Rokeach (Christopher Hurt) hoped that mutual confrontation might lessen their obsessions. Certainly it would provide useful data about psychotic habits of mind and the limits of identity.

“My main purpose is scientific,” he insists in the play’s opening scene.

A nurse (Catherine Porter) asks, “An experiment?”

He replies, “An investigation.”

Don’t be too sure. The script, adapted by S. M. Dale and Barry Rowell from Rokeach’s published study, condenses this two-year trial into 100 minutes. Though Rokeach is intent on aiding the men, he sometimes seems more interested in what information a new factor (a placebo, a spot of transvestitism) will yield.
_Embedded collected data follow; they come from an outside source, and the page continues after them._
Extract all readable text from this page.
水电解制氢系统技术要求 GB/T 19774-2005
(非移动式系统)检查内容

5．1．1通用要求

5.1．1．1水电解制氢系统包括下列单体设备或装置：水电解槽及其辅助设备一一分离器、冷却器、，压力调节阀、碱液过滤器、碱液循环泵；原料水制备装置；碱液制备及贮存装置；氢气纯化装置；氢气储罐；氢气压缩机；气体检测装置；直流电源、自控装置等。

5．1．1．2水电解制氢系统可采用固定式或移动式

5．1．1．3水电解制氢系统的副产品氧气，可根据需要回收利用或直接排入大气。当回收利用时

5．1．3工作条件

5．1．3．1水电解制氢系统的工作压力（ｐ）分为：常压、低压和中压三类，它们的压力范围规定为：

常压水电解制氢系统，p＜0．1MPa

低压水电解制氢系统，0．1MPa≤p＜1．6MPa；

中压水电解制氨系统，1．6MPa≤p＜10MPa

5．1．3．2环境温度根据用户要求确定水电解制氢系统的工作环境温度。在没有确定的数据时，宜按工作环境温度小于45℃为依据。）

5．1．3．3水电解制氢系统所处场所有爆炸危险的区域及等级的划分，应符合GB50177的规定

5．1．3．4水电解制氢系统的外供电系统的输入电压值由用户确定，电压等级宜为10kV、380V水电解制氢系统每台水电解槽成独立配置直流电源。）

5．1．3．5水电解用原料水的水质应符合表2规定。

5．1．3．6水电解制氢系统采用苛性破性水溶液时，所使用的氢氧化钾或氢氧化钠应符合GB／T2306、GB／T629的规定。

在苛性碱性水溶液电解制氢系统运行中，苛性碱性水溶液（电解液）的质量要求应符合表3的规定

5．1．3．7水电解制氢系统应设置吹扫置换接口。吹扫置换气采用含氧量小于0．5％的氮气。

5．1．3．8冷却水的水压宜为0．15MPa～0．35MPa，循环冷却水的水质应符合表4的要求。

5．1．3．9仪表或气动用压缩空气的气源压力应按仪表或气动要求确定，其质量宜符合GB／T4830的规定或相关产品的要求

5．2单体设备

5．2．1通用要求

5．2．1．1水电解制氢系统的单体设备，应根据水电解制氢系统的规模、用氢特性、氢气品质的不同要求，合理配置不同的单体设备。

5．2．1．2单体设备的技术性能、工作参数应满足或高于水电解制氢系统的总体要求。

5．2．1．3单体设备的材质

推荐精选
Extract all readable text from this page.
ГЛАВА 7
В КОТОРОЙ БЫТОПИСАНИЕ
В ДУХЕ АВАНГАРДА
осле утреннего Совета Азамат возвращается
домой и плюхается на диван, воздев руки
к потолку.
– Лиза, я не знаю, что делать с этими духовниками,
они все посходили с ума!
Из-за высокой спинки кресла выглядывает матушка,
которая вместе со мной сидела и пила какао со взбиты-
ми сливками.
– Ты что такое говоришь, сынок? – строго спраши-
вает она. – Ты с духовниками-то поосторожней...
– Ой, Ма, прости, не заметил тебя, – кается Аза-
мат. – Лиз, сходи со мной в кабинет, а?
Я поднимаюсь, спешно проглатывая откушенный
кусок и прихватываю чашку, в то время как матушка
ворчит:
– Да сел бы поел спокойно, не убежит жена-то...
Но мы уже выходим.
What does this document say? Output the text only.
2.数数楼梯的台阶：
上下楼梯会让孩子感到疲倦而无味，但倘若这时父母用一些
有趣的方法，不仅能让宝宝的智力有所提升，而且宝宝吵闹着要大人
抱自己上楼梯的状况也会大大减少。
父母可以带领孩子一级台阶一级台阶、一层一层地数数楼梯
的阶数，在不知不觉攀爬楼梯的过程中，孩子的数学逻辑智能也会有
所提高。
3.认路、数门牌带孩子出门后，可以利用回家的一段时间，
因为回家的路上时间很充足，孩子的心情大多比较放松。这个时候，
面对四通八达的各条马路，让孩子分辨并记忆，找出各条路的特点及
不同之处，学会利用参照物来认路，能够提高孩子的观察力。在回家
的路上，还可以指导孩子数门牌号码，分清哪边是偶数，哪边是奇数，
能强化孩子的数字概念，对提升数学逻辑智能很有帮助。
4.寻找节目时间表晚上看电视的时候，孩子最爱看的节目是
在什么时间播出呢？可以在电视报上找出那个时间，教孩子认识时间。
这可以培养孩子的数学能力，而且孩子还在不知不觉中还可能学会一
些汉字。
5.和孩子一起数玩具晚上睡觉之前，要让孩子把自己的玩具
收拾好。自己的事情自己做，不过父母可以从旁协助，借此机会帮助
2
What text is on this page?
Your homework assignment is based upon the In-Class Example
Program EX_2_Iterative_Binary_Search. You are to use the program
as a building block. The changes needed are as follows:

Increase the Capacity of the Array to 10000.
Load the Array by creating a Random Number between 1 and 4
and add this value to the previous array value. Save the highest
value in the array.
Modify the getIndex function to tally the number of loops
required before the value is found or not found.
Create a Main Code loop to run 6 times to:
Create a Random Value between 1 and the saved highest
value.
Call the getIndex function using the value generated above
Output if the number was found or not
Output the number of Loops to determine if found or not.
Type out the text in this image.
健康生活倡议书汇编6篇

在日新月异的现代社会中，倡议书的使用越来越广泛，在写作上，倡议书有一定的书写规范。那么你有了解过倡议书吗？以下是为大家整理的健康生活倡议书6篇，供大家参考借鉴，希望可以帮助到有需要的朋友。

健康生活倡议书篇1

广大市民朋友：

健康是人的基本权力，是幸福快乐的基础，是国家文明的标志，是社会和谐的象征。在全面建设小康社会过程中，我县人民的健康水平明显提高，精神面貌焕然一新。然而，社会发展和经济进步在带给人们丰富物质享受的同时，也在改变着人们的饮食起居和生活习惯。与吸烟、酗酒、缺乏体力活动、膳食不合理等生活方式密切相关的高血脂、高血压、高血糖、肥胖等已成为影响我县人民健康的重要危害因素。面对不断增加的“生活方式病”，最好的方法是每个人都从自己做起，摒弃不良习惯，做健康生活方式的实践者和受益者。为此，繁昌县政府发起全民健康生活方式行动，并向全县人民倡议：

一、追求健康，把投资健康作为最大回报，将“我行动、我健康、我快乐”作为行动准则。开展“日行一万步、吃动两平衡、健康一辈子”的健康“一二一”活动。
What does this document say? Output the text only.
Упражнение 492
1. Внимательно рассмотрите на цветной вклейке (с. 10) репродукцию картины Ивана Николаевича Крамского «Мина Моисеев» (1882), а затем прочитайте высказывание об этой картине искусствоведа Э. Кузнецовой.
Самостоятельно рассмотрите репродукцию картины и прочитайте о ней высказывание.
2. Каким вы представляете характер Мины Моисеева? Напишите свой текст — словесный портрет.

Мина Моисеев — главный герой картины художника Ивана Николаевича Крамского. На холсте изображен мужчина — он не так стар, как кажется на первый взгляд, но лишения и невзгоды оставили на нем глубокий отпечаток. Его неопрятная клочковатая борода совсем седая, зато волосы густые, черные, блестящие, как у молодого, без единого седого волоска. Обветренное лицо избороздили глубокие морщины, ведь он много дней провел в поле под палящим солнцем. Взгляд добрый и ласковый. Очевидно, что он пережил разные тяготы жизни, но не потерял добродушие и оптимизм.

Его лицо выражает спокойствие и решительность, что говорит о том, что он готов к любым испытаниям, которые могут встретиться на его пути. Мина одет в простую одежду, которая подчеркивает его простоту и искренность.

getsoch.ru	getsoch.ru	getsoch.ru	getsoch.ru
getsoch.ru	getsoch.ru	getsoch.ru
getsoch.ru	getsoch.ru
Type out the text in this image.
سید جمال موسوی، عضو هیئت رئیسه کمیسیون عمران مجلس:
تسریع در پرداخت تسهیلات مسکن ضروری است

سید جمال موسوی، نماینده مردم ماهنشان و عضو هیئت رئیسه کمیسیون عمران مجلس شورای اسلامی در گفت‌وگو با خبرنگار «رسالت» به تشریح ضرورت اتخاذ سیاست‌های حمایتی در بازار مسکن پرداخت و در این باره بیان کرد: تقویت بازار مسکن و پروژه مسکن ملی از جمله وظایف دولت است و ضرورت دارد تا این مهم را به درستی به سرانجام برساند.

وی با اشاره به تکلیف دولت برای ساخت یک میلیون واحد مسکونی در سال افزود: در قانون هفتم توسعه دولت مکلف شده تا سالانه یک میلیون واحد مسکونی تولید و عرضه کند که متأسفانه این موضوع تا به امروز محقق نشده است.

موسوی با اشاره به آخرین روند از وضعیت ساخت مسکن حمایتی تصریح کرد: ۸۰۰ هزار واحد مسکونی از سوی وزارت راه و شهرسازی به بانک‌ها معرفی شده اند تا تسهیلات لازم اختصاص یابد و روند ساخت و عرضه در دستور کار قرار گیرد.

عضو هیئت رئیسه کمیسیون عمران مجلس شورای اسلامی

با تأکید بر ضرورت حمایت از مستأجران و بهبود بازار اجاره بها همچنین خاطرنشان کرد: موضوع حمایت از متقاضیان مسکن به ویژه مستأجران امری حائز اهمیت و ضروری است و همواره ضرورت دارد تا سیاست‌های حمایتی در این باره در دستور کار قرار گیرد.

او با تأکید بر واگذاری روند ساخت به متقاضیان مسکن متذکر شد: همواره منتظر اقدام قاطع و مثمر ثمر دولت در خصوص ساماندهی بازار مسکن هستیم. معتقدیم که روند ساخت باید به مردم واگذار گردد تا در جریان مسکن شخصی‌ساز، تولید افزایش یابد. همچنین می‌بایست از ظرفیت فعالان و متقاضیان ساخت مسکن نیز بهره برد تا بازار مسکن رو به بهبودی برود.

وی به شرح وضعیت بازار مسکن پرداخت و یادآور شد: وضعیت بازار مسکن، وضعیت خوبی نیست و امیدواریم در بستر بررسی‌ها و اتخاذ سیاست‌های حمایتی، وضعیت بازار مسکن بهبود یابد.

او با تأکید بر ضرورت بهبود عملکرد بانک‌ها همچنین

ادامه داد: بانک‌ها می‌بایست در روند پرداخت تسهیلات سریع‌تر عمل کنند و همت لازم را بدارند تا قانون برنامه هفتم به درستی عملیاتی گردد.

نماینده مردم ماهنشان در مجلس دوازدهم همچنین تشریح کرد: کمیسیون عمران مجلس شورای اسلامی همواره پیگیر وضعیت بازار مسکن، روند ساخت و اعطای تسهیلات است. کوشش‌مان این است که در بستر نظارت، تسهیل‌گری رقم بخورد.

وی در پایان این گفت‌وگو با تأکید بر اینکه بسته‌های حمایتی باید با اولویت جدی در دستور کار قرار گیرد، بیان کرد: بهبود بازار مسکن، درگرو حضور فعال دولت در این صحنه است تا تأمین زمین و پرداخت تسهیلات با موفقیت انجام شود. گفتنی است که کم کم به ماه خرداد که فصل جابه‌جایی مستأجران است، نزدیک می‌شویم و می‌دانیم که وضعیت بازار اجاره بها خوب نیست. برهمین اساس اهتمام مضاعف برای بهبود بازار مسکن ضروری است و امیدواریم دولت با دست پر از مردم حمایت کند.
Nothing improves the men’s condition.

That the men persist in their delusions is a problem dramatically. Much of the play exists in a kind of stasis, as the Christs (Donald Warfield, Arthur Aulisi and Daryl Lathon) shuffle and twitch and fabulate. This invites a nasty kind of voyeurism, even the occasional snicker.

Maybe this is deliberate, meant to scold us for our callousness toward the mentally ill. But where’s the line between implicating the audience and exploiting insanity for entertainment? The play acknowledges this predicament when one of the Christs remarks, “Why pay to see a comedy, when we have a comedy right here?”

But “3 Christs” is more tragedy than comedy, and the tragedy is Rokeach’s. Mr. Hurt does a fine job of making him both well-meaning and hubristic. For most of the play, he veers from one ethically dubious stance to another. Under Kelly O’Donnell’s direction, he introduces each adjustment in protocol with the flourish of a magician.

Finally, he has to acknowledge his own delusions, like his belief that he could treat these men so cavalierly in the name of scientific inquiry. They believed they were God. So, it seems, did their doctor.